By Andrew Willis, Senior Contributing Reporter
RIO DE JANEIRO, BRAZIL – A Brazilian court has overturned a ban that prevented Chevron from operating in Brazil, according to a statement by the second largest U.S. oil company. The ban was handed down in September and relates to a November 2011 oil leak at the offshore Frade Field, located 370km northeast of Rio de Janeiro in the Campos Basin.
“Chevron is pleased with the court’s decision [...] to dismiss the injunction,” company spokesman Kurt Glaubitz told The Rio Times on Monday, December 3rd.
“Chevron Brasil voluntarily suspended production activities in March 2012. In August, the company submitted its production restart plan to the National Petroleum Agency (ANP) and is working with regulatory agencies for a safe restart,” he added.
In a related development, Chevron and rig operator Transocean are expected to announce new operational and safety measures at a public meeting to be held in Rio de Janeiro on December 14th.
“The company’s [...] defendants in civil lawsuits, will present to the Federal Public Ministry a compromise proposal for a behavioral adjustment,” reads a document, released Friday, November 30th by the office of federal prosecutor Gisele Porto.
In September Chevron paid US$17.3 million to the ANP for irregularities related to the November 2011 oil spill, receiving a discount for prompt payment. The regulator cleared Transocean, which owned the rig in operation at the Frade Field, of any blame.
Yet in two civil suits, Brazilian prosecutors have sought R$20 billion in damages for the leak, the largest-ever environmental prosecution in the country’s history. Porto is the lead prosecutor on the civil lawsuits, having taken over from Eduardo Santos de Oliveira who successfully secured the injunction.
Both companies have denied any wrongdoing. “Chevron Brasil is confident that at all times it acted diligently and appropriately, and in accordance with the best practices in the oil industry. Chevron Brasil’s response to the incident was implemented according to the law, industry standards and in a timely manner,” the firm’s spokesman said recently.

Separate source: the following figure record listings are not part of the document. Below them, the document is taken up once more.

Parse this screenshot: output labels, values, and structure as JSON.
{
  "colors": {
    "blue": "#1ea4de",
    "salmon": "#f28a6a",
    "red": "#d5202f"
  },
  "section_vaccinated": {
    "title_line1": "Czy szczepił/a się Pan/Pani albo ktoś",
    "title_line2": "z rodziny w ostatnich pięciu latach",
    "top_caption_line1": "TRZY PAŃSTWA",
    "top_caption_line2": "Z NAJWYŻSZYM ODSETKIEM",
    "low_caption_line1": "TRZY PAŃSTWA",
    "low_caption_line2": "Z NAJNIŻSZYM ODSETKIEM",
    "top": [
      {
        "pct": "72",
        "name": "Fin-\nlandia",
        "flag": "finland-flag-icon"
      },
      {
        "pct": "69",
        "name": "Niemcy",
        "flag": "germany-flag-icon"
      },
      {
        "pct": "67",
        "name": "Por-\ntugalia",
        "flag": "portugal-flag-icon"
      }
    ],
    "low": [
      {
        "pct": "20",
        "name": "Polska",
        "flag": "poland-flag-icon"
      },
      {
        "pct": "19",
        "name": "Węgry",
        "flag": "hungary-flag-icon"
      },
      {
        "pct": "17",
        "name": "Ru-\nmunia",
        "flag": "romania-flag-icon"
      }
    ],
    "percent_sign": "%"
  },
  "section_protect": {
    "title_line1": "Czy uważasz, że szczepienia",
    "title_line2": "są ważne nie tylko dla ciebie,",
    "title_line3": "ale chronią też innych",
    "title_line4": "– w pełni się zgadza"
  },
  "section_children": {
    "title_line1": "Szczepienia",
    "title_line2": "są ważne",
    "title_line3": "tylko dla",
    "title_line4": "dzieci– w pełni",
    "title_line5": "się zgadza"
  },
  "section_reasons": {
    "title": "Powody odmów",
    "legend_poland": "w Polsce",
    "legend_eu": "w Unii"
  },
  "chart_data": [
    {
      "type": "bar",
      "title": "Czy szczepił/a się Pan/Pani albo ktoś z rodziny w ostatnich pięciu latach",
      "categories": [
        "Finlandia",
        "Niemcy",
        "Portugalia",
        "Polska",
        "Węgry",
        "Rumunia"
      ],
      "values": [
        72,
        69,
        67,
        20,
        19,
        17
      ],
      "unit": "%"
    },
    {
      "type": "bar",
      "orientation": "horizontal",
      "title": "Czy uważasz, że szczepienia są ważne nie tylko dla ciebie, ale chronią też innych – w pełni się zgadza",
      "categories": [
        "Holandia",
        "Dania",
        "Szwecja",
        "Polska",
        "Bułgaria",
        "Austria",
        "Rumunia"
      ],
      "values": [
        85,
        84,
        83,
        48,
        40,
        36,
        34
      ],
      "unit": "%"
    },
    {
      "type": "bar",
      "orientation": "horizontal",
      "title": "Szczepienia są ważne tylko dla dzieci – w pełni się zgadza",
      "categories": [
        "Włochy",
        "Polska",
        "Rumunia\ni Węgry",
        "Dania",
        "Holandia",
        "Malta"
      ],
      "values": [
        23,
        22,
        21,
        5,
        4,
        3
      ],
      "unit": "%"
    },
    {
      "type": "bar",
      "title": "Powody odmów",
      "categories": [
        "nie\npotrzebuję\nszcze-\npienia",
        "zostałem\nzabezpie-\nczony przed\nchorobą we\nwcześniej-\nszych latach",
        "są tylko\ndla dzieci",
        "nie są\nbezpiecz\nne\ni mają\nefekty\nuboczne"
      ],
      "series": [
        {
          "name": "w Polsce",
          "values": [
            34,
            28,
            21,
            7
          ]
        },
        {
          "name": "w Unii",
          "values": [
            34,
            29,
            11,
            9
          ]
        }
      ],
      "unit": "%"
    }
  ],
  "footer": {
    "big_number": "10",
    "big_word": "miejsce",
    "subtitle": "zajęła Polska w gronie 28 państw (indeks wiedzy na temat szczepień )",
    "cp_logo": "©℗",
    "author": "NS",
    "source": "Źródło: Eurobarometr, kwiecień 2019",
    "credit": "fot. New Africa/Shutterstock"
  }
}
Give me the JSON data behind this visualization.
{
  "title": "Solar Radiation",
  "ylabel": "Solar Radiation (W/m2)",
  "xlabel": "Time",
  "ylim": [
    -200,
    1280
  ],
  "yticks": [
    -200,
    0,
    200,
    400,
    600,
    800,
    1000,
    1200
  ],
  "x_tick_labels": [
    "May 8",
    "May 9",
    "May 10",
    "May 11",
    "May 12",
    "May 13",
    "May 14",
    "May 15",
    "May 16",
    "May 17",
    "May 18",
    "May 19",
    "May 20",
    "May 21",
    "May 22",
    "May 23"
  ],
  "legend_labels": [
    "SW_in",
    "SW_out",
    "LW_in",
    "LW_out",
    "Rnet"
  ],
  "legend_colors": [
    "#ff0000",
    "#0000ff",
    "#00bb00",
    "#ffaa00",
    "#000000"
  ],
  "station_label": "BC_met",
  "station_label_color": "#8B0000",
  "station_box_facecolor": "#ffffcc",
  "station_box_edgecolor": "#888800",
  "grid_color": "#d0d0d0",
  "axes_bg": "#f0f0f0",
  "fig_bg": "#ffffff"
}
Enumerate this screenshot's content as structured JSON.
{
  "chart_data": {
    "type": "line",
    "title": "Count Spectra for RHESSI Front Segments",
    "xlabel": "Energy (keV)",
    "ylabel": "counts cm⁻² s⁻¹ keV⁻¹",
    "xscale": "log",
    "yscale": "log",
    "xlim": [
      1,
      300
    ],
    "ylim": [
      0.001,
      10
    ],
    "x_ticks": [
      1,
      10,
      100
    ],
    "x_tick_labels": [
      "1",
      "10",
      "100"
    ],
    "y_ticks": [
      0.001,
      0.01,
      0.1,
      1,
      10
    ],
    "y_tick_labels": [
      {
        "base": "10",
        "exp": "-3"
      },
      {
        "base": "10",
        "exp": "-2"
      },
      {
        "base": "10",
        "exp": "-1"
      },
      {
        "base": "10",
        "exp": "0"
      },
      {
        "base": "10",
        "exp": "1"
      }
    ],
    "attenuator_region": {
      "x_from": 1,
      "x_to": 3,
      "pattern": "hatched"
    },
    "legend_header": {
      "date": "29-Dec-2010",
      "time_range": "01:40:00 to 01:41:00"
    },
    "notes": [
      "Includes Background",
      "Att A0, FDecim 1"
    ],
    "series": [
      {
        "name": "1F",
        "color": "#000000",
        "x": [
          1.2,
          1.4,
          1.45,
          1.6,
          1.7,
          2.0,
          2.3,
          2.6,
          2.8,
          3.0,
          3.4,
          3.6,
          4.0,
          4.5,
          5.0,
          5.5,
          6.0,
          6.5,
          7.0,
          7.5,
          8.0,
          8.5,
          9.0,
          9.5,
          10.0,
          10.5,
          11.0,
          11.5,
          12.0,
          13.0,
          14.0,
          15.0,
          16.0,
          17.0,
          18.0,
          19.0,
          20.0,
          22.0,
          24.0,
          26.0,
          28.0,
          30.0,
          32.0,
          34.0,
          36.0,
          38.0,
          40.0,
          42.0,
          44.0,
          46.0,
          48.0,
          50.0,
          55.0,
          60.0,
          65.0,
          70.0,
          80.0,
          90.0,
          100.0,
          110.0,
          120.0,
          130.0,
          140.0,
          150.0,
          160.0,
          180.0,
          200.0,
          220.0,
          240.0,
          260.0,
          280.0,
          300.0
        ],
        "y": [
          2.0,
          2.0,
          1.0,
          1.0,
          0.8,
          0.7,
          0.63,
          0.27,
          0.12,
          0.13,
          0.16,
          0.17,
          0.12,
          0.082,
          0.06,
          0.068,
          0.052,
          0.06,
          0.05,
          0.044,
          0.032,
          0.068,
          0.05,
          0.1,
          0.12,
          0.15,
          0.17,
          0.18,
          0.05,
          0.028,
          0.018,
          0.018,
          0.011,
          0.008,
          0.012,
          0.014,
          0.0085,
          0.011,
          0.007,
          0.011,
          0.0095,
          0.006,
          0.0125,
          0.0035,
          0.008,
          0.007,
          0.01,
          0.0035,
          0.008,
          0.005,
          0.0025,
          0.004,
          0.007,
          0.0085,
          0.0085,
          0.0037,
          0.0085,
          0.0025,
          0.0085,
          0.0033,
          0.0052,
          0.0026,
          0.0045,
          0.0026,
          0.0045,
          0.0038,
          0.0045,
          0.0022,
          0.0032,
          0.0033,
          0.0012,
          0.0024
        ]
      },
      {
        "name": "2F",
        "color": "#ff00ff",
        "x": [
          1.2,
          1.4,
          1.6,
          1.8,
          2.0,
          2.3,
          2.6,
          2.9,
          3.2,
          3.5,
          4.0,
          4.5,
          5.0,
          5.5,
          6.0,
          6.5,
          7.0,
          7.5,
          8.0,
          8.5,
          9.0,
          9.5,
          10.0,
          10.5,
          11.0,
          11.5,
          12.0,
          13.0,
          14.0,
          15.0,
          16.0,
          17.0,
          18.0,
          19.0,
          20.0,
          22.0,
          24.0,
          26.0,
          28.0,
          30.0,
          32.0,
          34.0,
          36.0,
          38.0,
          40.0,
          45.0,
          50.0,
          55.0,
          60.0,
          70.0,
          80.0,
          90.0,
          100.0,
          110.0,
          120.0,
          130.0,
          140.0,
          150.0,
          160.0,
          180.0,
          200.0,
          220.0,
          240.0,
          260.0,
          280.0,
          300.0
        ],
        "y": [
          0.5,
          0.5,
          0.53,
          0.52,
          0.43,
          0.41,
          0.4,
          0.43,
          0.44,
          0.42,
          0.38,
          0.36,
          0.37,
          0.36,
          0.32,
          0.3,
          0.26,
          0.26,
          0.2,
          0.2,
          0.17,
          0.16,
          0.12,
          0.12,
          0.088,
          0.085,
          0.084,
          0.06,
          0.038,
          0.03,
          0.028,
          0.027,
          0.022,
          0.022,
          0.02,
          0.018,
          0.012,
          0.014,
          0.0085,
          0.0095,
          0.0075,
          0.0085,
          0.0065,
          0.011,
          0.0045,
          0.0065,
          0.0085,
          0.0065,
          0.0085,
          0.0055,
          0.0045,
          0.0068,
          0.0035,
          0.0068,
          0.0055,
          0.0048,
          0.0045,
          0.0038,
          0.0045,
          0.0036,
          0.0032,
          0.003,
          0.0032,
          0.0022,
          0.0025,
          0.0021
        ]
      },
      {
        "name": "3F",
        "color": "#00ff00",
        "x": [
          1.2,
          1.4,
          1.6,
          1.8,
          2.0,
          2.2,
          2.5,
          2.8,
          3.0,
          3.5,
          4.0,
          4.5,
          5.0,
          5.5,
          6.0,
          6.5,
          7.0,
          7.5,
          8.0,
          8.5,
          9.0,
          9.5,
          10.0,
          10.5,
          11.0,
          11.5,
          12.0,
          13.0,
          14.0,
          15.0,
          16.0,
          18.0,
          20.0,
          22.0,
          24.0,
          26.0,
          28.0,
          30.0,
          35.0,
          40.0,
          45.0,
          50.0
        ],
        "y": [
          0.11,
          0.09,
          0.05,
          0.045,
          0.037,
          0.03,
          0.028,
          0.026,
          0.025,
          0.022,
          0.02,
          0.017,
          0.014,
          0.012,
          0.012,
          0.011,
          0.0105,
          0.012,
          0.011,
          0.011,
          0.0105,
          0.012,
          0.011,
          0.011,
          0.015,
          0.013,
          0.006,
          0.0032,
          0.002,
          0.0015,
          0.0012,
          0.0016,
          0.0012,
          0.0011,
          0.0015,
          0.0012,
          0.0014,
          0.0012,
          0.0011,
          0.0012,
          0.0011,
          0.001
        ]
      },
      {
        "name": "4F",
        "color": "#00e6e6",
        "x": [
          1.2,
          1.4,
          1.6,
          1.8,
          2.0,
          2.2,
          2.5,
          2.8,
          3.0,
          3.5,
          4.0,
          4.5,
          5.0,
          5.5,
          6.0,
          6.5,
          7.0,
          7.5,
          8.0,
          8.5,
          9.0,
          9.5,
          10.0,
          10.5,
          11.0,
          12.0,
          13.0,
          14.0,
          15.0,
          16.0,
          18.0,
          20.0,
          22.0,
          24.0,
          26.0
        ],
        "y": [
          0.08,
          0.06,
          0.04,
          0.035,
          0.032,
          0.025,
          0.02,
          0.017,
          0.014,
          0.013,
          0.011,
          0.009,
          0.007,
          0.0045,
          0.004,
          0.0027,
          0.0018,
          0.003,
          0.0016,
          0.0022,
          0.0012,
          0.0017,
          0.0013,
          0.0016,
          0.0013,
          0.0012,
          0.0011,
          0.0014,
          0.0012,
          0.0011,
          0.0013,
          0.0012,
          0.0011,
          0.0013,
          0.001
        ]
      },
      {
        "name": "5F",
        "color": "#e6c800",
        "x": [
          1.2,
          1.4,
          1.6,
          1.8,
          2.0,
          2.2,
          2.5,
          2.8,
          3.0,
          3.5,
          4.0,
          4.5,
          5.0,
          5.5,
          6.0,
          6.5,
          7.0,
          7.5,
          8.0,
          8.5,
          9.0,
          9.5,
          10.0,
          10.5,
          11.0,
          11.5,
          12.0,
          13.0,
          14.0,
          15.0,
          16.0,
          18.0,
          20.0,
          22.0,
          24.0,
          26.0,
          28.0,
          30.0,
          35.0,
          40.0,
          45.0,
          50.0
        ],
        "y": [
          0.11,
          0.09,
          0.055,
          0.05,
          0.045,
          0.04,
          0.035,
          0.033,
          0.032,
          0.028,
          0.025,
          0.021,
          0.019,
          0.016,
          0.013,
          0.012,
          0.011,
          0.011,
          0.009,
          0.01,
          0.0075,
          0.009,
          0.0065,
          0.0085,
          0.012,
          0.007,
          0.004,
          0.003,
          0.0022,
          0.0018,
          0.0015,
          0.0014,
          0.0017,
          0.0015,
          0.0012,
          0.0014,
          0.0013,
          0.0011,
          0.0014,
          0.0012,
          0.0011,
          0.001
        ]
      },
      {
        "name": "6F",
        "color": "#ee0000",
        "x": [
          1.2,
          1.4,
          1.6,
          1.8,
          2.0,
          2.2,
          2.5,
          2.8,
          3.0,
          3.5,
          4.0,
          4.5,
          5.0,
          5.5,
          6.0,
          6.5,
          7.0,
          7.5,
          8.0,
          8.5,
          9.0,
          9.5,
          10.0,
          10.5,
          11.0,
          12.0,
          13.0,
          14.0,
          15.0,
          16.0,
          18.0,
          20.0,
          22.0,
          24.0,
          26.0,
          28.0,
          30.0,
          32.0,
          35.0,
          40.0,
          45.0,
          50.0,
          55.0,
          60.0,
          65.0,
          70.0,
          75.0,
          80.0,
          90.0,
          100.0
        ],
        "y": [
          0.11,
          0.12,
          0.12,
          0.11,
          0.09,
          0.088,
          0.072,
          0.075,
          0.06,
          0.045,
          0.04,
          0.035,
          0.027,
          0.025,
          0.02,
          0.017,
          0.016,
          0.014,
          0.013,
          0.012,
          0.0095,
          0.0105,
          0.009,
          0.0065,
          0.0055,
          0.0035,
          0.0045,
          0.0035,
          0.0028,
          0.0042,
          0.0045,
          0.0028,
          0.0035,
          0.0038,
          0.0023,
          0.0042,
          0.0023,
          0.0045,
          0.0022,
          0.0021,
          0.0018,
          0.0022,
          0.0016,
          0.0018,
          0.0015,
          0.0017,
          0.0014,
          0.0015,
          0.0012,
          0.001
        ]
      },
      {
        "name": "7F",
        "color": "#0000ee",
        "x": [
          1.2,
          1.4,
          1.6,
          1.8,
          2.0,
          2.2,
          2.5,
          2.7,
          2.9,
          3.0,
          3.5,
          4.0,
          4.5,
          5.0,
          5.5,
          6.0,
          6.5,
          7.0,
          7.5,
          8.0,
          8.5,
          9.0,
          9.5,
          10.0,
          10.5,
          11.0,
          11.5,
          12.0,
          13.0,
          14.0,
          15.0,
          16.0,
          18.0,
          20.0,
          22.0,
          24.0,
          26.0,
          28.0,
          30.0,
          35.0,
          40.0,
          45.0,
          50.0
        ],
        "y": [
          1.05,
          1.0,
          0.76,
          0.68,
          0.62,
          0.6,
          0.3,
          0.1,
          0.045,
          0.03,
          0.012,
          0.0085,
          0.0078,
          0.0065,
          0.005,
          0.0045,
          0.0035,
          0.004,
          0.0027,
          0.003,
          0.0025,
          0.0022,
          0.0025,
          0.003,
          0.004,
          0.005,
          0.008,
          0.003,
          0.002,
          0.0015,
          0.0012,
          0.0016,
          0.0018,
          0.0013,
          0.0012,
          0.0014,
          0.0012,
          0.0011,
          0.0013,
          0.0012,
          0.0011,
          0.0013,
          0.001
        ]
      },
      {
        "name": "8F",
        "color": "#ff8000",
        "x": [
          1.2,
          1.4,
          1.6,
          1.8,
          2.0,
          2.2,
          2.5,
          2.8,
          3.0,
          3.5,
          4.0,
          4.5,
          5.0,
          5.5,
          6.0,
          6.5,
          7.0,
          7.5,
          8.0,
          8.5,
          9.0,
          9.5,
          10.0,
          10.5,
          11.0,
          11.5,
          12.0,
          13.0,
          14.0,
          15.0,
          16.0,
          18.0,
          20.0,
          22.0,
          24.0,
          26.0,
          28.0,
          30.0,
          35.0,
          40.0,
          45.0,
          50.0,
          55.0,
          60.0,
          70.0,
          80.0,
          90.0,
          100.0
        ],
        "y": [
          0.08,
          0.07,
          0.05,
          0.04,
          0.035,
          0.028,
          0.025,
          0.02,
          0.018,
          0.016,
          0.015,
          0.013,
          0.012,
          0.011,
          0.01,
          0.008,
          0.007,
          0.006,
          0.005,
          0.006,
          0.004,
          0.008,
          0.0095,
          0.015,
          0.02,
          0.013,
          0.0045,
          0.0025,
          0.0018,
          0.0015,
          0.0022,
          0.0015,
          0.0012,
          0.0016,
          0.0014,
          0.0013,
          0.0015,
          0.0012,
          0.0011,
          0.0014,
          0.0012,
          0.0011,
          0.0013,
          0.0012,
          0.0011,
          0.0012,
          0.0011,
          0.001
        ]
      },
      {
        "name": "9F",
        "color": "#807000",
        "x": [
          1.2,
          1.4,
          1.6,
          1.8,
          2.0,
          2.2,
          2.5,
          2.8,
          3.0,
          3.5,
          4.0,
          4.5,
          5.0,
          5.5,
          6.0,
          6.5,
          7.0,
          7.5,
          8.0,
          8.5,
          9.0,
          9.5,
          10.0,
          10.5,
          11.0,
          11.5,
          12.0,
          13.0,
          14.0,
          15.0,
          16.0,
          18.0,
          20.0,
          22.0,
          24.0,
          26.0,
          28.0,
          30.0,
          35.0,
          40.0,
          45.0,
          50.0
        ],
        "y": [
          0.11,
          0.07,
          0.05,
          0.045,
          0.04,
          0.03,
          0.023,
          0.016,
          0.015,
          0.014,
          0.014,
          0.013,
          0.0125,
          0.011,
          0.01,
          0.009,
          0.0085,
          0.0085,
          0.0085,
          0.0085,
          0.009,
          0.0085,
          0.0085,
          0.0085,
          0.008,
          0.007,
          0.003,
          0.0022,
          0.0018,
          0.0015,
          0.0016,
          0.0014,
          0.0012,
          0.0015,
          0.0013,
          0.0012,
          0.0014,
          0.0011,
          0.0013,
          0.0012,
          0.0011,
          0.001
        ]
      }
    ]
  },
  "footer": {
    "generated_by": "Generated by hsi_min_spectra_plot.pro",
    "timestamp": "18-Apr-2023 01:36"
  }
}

“Continuous monitoring of the incident area shows no discernible environmental impact to marine life or human health. No oil has reached Brazil’s coast. We have received no information that anyone was harmed as a result of the incident.”
Under the civil lawsuits, seventeen Chevron and Transocean executives are also charged with crimes that carry jail terms of up to 31 years.
Brazilian officials estimate the November spill at roughly 3,600 barrels of oil, far less than the five million barrels that spilled following BP’s Deepwater Horizon disaster in the Gulf of Mexico in 2010.
Petrobras, Brazil’s state-led oil company, is among those who have fought to have the ban against Chevron and Transocean overturned. Petrobras currently rents seven of the ten rigs Transocean has in Brazil, with their removal threatening to reduce oil production at the Brazilian firm.
As a result, Petrobras has lent legal assistance to the two foreign companies. In October, Brazil’s superior court of justice partially overturned the ban against Transocean, allowing it to operate rigs in Brazil, with the exception of the Frade Field.